"Ini sesungguhnya menandai akhir dari era kegelapan, antara 2010 sampai 2019, bajak laut Somalia menahan lebih dari 2.300 kru baik itu di ruang penjara atau di kapal mereka sebagai tawanan," kata anggota tim negosiasi Hostage Support Programme (HSP) dikutip dari AFP, Jumat (21/8/2020).
HSP mengatakan aksi bajak laut di lepas pantai Somalia menjadi 'mata pencaharian baru' di tengah krisis di negara tersebut. Para bajak laut--yang mendapatkan senjata dari pasar gelap--mencari target kapal-kapal nelayan maupun tanker untuk ditawan guna mendesak pemilik memberikan tebusan.

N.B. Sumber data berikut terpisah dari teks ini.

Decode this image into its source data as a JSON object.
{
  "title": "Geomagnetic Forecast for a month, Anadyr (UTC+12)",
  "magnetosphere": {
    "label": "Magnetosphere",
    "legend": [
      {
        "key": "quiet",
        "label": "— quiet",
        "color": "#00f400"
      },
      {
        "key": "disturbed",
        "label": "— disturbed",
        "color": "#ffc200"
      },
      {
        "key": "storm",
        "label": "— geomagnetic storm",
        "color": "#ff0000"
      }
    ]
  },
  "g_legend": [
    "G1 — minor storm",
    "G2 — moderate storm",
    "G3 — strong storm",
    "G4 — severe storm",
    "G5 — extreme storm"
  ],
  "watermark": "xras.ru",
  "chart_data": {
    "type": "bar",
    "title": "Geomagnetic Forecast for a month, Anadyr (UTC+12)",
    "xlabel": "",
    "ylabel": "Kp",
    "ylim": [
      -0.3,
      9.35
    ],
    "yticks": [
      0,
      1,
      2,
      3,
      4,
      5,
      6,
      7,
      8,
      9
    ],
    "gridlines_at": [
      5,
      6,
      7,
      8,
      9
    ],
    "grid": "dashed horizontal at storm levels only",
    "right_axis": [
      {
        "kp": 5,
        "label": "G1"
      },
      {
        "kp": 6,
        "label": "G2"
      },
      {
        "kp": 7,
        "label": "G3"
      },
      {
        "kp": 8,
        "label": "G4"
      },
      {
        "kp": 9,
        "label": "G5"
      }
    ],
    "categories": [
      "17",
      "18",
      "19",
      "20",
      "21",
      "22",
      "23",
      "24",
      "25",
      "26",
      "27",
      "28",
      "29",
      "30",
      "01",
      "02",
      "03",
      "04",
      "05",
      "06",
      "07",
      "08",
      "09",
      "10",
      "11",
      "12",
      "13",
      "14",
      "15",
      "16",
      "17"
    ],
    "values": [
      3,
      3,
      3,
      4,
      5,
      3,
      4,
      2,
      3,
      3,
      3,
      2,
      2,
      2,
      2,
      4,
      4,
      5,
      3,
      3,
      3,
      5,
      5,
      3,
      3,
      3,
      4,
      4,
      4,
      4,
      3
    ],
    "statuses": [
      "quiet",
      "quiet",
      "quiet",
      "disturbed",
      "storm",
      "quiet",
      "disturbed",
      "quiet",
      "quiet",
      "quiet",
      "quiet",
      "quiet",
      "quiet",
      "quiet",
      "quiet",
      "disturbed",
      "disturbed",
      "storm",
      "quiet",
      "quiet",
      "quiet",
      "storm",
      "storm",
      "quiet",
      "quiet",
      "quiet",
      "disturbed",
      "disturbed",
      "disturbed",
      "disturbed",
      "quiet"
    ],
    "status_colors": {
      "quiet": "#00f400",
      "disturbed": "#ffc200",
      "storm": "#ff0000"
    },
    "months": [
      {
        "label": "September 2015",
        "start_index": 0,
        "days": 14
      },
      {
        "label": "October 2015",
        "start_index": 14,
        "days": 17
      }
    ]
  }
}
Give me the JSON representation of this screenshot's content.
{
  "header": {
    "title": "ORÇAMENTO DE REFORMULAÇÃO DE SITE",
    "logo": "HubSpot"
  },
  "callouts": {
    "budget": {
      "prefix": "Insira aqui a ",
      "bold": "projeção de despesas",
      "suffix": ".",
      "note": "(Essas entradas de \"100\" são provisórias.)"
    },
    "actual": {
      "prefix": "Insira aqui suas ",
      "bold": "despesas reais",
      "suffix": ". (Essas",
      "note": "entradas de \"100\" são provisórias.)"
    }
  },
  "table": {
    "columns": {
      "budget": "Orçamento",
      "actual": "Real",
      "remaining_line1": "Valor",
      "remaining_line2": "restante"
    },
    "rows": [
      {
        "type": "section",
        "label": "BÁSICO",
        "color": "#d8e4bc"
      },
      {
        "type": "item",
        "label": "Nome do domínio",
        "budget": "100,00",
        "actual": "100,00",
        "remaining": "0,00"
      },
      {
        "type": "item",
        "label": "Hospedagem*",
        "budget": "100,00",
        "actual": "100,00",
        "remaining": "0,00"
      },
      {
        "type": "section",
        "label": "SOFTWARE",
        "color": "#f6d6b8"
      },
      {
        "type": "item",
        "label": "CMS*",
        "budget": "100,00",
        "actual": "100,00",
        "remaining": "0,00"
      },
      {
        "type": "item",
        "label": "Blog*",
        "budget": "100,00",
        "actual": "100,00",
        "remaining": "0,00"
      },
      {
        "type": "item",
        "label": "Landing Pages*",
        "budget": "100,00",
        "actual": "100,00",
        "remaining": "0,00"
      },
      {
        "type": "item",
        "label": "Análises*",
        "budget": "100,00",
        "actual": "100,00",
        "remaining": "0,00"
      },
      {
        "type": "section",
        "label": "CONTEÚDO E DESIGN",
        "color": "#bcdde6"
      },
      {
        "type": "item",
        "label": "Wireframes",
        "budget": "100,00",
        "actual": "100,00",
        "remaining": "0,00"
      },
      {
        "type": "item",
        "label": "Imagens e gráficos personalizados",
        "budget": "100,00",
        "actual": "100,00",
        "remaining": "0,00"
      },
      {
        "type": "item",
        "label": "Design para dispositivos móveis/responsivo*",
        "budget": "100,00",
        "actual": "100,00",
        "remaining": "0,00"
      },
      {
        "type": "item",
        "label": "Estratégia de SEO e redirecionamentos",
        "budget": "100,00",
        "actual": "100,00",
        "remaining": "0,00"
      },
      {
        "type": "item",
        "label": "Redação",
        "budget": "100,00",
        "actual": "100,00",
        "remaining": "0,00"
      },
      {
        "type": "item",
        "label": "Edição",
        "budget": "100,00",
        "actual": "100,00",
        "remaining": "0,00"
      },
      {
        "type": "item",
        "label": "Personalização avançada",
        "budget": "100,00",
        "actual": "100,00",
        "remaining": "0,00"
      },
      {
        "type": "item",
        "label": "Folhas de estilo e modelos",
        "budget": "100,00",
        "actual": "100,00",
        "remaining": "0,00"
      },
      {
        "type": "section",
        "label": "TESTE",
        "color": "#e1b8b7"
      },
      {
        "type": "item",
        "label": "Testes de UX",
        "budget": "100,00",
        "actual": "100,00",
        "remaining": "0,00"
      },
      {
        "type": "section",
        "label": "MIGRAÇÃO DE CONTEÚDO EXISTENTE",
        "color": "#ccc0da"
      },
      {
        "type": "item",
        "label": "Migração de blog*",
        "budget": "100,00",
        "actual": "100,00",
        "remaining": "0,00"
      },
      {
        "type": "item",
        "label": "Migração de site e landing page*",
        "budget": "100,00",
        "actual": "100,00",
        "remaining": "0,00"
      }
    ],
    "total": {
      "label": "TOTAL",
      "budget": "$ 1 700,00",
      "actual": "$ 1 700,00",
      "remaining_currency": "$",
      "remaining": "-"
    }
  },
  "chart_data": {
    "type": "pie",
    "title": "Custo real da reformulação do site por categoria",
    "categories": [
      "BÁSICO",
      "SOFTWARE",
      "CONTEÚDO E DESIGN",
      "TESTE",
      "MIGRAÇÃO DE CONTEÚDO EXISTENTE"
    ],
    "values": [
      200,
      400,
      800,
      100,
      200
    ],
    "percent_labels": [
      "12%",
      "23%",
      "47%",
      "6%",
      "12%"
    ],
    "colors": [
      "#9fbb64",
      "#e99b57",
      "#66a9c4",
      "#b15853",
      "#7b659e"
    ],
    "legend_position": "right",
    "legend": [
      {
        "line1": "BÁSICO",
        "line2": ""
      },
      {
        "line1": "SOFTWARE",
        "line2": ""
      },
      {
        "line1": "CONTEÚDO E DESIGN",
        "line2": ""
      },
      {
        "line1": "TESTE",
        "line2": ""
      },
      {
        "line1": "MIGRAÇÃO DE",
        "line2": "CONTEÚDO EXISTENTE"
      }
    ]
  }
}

Dari ribuan tawanan, hanya sedikit yang bebas karena pemilik kapal bersedia memenuhi tebusan yang diminta bajak laut.
"Banyak dari mereka disiksa, beberapa di antaranya mati tetapi kebanyakan trauma dengan apa yang mereka alami."
"Kami sangat senang bisa menyelamatkan semua yang tersisa dan tidak mendapat uluran tangan dari perusahaan maupun negara mereka," lanjutnya.
Serangan bajak laut pada kapal-kapal tanker maupun kapal nelayan di lepas pantai Somalia mencapai puncaknya pada 2011 dengan 176 orang ditawan. Setelah itu, jumlah menurun drastis dalam beberapa tahun terakhir.